I naively waved goodbye as my oldest daughter hopped on the big yellow bus to go to kindergarten. I watched as it seemed to swallow up my baby. As the bus drove away, I could see the sixth grade girls in the back seat with their low rise jeans, eyeshadow and bras. Scary.
Each morning Sarah was excited to get on the bus. Each afternoon, I’d meet the bus, bursting with curiosity and anxious to know what she did in her hours apart from me.
She was barely out the door before I’d start rattling off the questions. “Hi sweetie, what did you do at school? Who did you play with? How was your day?”
“Good,” she’d mumble, heading for the snack drawer. This was not enough of an answer for an inquisitive, hovering mother like me.
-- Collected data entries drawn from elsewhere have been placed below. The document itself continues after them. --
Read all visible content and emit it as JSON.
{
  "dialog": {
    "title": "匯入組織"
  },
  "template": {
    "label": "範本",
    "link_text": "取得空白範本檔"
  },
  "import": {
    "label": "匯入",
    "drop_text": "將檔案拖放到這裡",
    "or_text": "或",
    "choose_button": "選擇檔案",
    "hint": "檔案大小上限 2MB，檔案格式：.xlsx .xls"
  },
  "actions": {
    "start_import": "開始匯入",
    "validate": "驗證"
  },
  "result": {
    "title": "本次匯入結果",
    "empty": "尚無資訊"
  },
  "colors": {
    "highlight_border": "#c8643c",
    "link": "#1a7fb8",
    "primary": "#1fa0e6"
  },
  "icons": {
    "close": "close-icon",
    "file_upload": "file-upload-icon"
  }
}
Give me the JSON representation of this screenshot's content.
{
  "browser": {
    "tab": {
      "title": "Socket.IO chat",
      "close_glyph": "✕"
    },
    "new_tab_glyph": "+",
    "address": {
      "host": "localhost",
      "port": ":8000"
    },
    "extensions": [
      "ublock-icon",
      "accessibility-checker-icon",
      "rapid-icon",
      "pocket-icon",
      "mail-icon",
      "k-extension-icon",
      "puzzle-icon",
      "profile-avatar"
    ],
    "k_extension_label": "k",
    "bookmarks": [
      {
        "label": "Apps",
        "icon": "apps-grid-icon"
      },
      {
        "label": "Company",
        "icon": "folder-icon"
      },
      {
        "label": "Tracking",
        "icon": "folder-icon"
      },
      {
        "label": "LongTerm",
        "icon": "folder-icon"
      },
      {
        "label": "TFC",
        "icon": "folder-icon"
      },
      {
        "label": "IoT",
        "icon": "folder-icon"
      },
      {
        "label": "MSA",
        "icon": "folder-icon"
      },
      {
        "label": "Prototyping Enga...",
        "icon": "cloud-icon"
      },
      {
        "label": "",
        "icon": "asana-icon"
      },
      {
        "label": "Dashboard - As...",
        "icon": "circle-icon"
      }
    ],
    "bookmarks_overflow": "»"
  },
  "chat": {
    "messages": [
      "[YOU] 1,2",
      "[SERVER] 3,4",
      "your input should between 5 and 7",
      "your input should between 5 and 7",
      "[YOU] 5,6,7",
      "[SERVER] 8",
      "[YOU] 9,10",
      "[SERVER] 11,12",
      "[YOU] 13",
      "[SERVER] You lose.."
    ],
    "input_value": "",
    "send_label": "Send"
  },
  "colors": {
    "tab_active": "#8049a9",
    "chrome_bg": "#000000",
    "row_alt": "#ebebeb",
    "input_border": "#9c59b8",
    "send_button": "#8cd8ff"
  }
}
"Did you have fun? Did you learn anything new?" I’d ask, thinking that she’d soon be reading novels on her own or doing multiplication or something.
“No,” she’d say and run outside to play. I’d stand there thinking wondering about the blank hours in her life. What did she do? How did she behave? Who are her new friends? Who was she apart from me? Who was I apart from her?
After a week and a half, the exchange was getting routine, monotonous even. One Friday, the breakthrough finally came. "Did you learn anything new?" I asked without much hope. To my surprise she said yes.
I zoomed in closer. My mothering instincts were primed, I was finally going to hear about what happened at school.
“Guess what I learned, Mom. I learned how to make a fart noise,” she announced proudly.
What? Did I hear her right? I stood there dumbfounded.
“Anthony taught me how to make a fart noise. Watch.”
At this point she bent her arm and blew into the crook of her elbow for a fart noise. Sure enough, the most important thing she learned in the first few weeks of school was how to make a fart noise. I can't believe I didn't teach her that before she got on the bus.